The study below reminds me which atmosphere stocks such as Nvidia (NVDA) are trading within.
It can be useful to those who use words such as “momentum” or “break-outs” as reasons for their investment or speculation decisions.
This study can also be applied to a bunch of the fabled tech darlings.
Keep in mind that mean reversion is a real thing.
What if NVDA’s stock price fell to $240?
While I see demand in certain industries and products, I’m also warning that valuations matter and the world won’t always need a new gadget let alone do we need another subscription software service.
I doubt that productivity, convenience or joy can be increased commensurately.
The second attached study features the Nasdaq 100.
As the Nasdaq 100 (and S&P 500) completes a bearish outside reversal month, I wanted to show that historically, this index is not in a bubble.
The index is trading at an extreme and although the P/E ratio and other valuation metrics are lofty, they are not at all time highs.
They are not in a bubble.

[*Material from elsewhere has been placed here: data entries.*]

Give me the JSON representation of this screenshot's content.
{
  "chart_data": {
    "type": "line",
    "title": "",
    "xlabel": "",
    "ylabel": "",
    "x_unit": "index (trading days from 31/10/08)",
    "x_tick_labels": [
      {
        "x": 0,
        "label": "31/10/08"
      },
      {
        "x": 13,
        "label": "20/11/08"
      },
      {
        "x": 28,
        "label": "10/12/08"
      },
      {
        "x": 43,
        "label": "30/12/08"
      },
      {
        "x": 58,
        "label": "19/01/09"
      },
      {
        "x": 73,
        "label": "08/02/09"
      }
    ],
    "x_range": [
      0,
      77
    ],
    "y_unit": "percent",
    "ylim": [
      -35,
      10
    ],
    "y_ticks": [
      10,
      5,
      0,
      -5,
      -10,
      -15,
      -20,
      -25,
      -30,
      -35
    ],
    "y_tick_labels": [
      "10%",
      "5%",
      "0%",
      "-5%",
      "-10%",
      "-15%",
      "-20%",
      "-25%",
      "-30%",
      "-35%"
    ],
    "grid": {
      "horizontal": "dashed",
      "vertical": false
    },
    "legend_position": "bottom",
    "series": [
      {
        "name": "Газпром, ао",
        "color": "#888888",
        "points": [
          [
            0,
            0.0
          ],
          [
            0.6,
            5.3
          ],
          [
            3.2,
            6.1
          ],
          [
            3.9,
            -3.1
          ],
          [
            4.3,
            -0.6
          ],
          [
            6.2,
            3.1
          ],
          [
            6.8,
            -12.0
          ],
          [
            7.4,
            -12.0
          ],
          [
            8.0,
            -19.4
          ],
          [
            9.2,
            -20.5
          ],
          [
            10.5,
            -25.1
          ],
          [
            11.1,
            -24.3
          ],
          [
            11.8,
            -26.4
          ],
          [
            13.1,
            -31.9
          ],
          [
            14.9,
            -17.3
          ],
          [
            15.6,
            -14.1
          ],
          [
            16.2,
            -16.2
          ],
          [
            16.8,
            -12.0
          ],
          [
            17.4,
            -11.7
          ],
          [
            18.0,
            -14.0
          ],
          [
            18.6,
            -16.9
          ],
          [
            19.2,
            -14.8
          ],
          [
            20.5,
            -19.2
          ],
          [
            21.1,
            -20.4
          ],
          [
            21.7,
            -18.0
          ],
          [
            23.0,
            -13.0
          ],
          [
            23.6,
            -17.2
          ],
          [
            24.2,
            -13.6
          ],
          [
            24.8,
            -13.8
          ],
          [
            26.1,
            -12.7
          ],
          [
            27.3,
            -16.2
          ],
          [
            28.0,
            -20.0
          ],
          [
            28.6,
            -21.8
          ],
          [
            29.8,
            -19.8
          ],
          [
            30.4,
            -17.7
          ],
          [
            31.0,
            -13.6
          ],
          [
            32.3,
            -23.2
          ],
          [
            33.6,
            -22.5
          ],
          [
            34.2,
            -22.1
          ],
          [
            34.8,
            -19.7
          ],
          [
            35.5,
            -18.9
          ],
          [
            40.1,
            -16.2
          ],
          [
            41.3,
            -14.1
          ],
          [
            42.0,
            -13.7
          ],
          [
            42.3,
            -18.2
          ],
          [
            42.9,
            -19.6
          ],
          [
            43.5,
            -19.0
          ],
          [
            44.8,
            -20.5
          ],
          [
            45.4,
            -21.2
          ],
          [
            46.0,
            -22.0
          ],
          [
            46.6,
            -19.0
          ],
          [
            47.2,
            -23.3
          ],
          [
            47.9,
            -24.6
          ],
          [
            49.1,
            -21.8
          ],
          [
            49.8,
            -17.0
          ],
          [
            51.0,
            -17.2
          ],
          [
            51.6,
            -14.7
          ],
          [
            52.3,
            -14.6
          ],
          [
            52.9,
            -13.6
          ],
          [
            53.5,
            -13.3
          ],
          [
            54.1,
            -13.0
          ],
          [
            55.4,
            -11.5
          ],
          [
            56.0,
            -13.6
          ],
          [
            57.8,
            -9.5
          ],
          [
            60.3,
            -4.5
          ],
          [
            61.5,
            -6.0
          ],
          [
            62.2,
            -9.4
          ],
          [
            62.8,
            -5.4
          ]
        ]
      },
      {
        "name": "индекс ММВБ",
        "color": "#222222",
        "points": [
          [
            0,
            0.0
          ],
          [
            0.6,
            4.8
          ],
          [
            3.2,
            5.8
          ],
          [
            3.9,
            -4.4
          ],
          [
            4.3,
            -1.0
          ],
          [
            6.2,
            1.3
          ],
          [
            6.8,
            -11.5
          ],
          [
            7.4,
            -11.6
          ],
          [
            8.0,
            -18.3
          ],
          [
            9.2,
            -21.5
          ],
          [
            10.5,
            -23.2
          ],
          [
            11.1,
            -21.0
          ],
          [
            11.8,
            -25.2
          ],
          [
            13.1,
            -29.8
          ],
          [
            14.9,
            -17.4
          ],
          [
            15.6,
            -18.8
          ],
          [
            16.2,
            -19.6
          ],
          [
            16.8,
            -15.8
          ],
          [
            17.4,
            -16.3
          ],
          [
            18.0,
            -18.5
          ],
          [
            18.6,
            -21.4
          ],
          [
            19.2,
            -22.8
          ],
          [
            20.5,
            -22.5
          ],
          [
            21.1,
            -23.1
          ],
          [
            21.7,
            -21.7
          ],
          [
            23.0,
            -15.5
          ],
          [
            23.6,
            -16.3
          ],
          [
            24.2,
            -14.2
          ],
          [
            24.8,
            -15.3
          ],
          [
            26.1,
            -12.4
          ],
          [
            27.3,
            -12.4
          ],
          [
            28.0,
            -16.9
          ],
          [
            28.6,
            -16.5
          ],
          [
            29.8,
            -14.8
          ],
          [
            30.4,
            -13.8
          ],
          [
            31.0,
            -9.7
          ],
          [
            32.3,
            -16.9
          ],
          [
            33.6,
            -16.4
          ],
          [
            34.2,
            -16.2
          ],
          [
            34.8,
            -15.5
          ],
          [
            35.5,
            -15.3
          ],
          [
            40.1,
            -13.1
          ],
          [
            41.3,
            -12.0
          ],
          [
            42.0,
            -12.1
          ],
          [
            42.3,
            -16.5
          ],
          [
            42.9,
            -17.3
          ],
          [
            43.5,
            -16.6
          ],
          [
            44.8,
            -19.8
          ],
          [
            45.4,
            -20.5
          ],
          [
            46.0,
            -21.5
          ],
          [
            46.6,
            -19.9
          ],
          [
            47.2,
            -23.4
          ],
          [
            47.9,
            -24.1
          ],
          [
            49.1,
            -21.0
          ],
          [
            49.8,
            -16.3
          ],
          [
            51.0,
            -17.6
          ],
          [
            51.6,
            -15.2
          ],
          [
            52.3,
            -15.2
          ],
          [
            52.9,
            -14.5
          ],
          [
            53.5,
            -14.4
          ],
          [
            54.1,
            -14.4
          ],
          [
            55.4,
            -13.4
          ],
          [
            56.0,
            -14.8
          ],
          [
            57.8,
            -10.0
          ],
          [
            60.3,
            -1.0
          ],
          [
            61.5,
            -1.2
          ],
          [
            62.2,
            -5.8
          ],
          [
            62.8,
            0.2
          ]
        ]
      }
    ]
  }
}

We have not seen a mania.
Although it is cringeworthy that 5 stocks (Apple, Amazon, Microsoft, Alphabet & Facebook) make up 45% of the index’s weighting, the Nasdaq 100 is yet to trade to the stratospheric percentage levels above its 200 day moving average, as seen in 2000.

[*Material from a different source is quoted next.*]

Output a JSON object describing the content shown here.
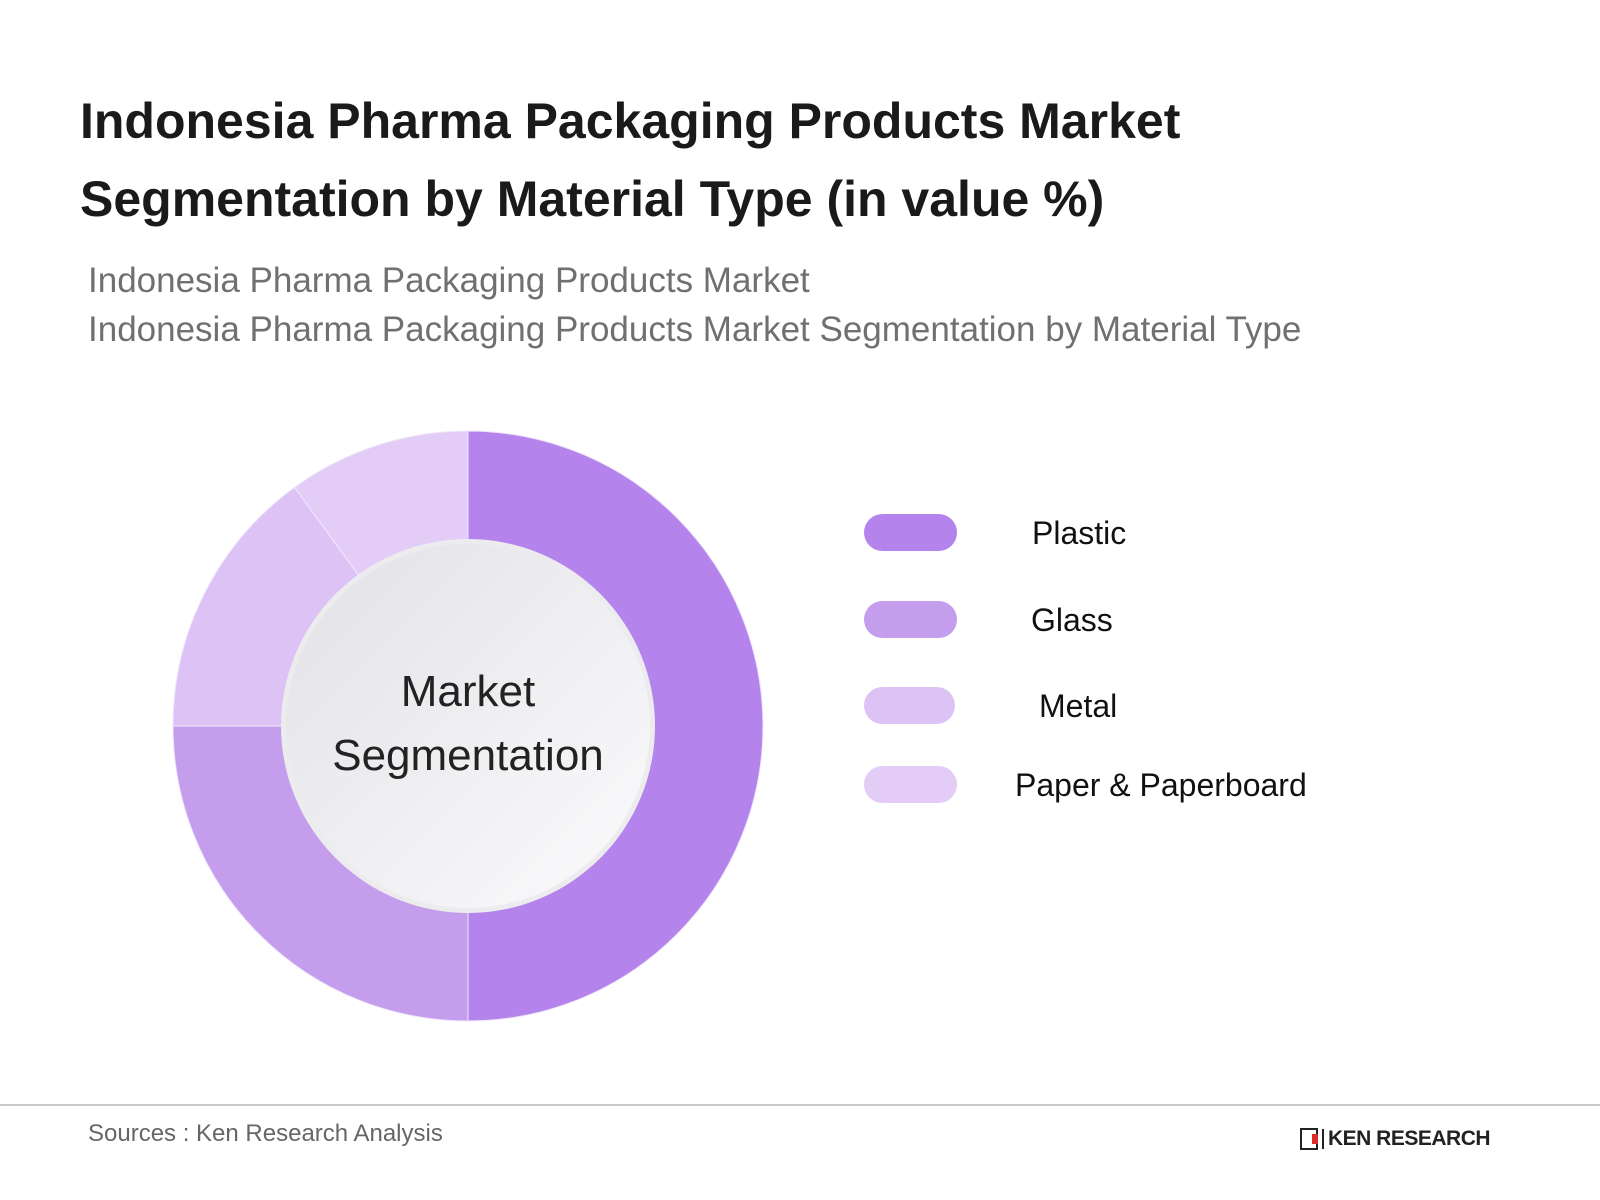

My macro view on this index is another thing. hint – I am not a buyer of the Nasdaq 100 Index. (see my other posts about certain Nasdaq stocks resembling the Nifty 50)
p.s. be careful of those using the word ‘bubble’, especially when they use it for effect and more so, without doing their research.
Those type of folks tend to fabulously successful reaping reward by selling fear to the uninformed and the jittery.